Панебу с новой силой вцепился в его локоть – впрочем, напрасно: боли юноша даже не почувствовал:

– Мой брат у тебя за спиной, в этом шатре: он допрашивает пленных, думая, что сегодня, как обычно, будет сладко спать на своей циновке и сознавать, что спас все ваше войско… и не знает, что чати Пазеру известно, сколь легко он польстился на посулы врагов и обещал освободить их лазутчиков!

Маду наконец вырвался из его хватки:

– Ты не можешь… не можешь так поступить!

– Именно поэтому я рассказал тебе все, – чуть слышно вымолвил Панебу. – Чтобы ты точно знал, почему я поступил так – и не иначе! Теперь нам нужно уходить: я не сказал этому самодовольному мерзавцу о тебе, но если останешься…

– Уходи один, – прежде, чем он успел подумать хоть о чем-то связно, сорвалось с уст Маду. Лицо молодого лекаря, побелевшее и растерянное, повисло перед его глазами; но юноша уже схватился за полог шатра: – Уходи же, чего ждешь! Ты добился своего… Суди, Суди, идем скорее! Это все ловушка, прости меня, прости, я не знал, нам надо бежать, – сбивчиво заговорил он, вцепляясь в плечи друга – тот, еще ничего не поняв, рассерженно оттолкнул его и громко сказал что-то на языке шасу, видимо, не успев сходу перестроиться. В тот же миг один из кочевников – с разбитой губой и заплывшим правым глазом, явным свидетельством еще не оконченного допроса – оттолкнул Маду в сторону и ринулся к выходу из шатра.

– Держи этого! – рявкнул мгновенно Суди, бросаясь следом за беглецом; второй шасу, воодушевленный примером товарища, невзирая на связанные руки, тоже метнулся куда-то в угол, видимо, решив проскользнуть под задней полой шатра. Маду кое-как перехватил его – сделать это было не проще, чем удержать в руках изо всех сил бьющуюся рыбу, притом с поправкой на то, что рыб немногим меньше себя в размерах юноше ловить никогда не приходилось – и, сцепив зубы, оглушил ударом кулака. Снаружи почти в тот же миг послышался крик боли; Маду узнал голос друга и, забыв о пленнике, опрометью кинулся наружу.

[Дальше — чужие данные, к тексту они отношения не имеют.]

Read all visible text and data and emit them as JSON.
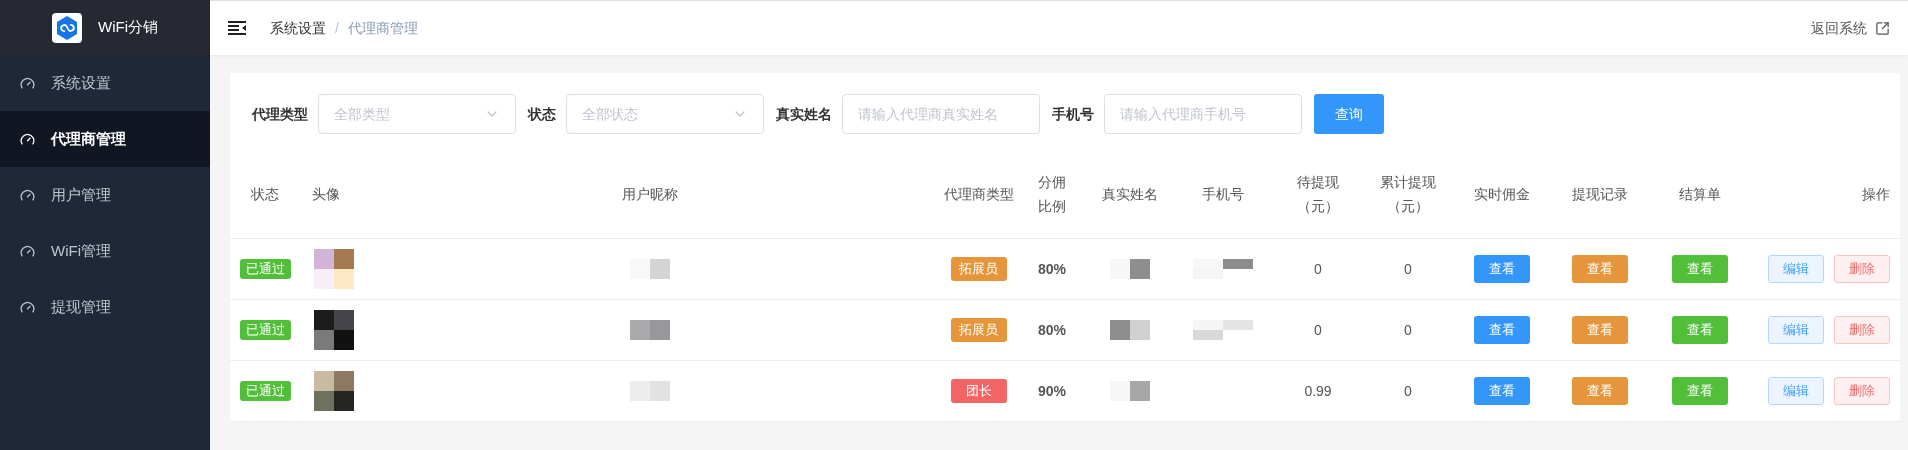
{
  "sidebar": {
    "brand": "WiFi分销",
    "items": [
      {
        "label": "系统设置",
        "selected": false
      },
      {
        "label": "代理商管理",
        "selected": true
      },
      {
        "label": "用户管理",
        "selected": false
      },
      {
        "label": "WiFi管理",
        "selected": false
      },
      {
        "label": "提现管理",
        "selected": false
      }
    ]
  },
  "header": {
    "breadcrumb": [
      "系统设置",
      "代理商管理"
    ],
    "separator": "/",
    "back_link": "返回系统"
  },
  "filters": [
    {
      "kind": "select",
      "label": "代理类型",
      "placeholder": "全部类型"
    },
    {
      "kind": "select",
      "label": "状态",
      "placeholder": "全部状态"
    },
    {
      "kind": "input",
      "label": "真实姓名",
      "placeholder": "请输入代理商真实姓名"
    },
    {
      "kind": "input",
      "label": "手机号",
      "placeholder": "请输入代理商手机号"
    }
  ],
  "search_button": "查询",
  "table": {
    "columns": [
      "状态",
      "头像",
      "用户昵称",
      "代理商类型",
      "分佣比例",
      "真实姓名",
      "手机号",
      "待提现（元）",
      "累计提现（元）",
      "实时佣金",
      "提现记录",
      "结算单",
      "操作"
    ],
    "rows": [
      {
        "status": "已通过",
        "agent_type": {
          "label": "拓展员",
          "color": "#e6963a"
        },
        "ratio": "80%",
        "pending": "0",
        "total": "0",
        "commission": "查看",
        "records": "查看",
        "statement": "查看",
        "edit": "编辑",
        "delete": "删除"
      },
      {
        "status": "已通过",
        "agent_type": {
          "label": "拓展员",
          "color": "#e6963a"
        },
        "ratio": "80%",
        "pending": "0",
        "total": "0",
        "commission": "查看",
        "records": "查看",
        "statement": "查看",
        "edit": "编辑",
        "delete": "删除"
      },
      {
        "status": "已通过",
        "agent_type": {
          "label": "团长",
          "color": "#f46464"
        },
        "ratio": "90%",
        "pending": "0.99",
        "total": "0",
        "commission": "查看",
        "records": "查看",
        "statement": "查看",
        "edit": "编辑",
        "delete": "删除"
      }
    ]
  }
}
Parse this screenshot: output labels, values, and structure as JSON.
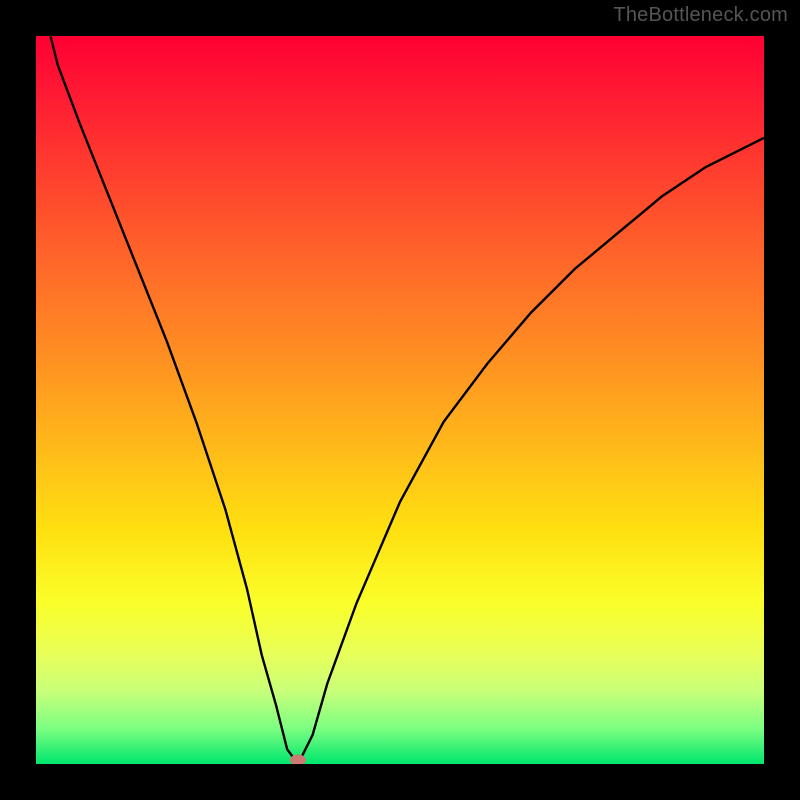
{
  "watermark": "TheBottleneck.com",
  "chart_data": {
    "type": "line",
    "title": "",
    "xlabel": "",
    "ylabel": "",
    "xlim": [
      0,
      100
    ],
    "ylim": [
      0,
      100
    ],
    "grid": false,
    "legend": false,
    "background": {
      "type": "vertical-gradient",
      "stops": [
        {
          "pos": 0,
          "color": "#ff0033"
        },
        {
          "pos": 18,
          "color": "#ff3c2f"
        },
        {
          "pos": 44,
          "color": "#ff8f22"
        },
        {
          "pos": 68,
          "color": "#ffe010"
        },
        {
          "pos": 85,
          "color": "#e8ff5a"
        },
        {
          "pos": 100,
          "color": "#00e66d"
        }
      ]
    },
    "series": [
      {
        "name": "bottleneck-curve",
        "color": "#000000",
        "x": [
          1,
          3,
          6,
          10,
          14,
          18,
          22,
          26,
          29,
          31,
          33,
          34.5,
          36,
          38,
          40,
          44,
          50,
          56,
          62,
          68,
          74,
          80,
          86,
          92,
          98,
          100
        ],
        "y": [
          104,
          96,
          88,
          78,
          68,
          58,
          47,
          35,
          24,
          15,
          8,
          2,
          0,
          4,
          11,
          22,
          36,
          47,
          55,
          62,
          68,
          73,
          78,
          82,
          85,
          86
        ]
      }
    ],
    "marker": {
      "name": "optimal-point",
      "shape": "ellipse",
      "color": "#cc7a74",
      "x": 36,
      "y": 0.5
    }
  }
}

Он никогда раньше не видел в лицо верховного чати Пазера, но это было и не удивительно: юноша не мог знать таких подробностей, но в действительности даже дворцовые приемы и военные советы этот сановник посещал нечастно, обычно или по прямому указу своего владыки, или по собственному желанию, каковое возникало у него нечасто. В этот поход он вынужден был отправиться по обязанности, исходившей из его положения как советника молодого царя; но доселе верховный чати почти не покидал свой шатер, и его присутствие определенно не сулило ничего хорошего.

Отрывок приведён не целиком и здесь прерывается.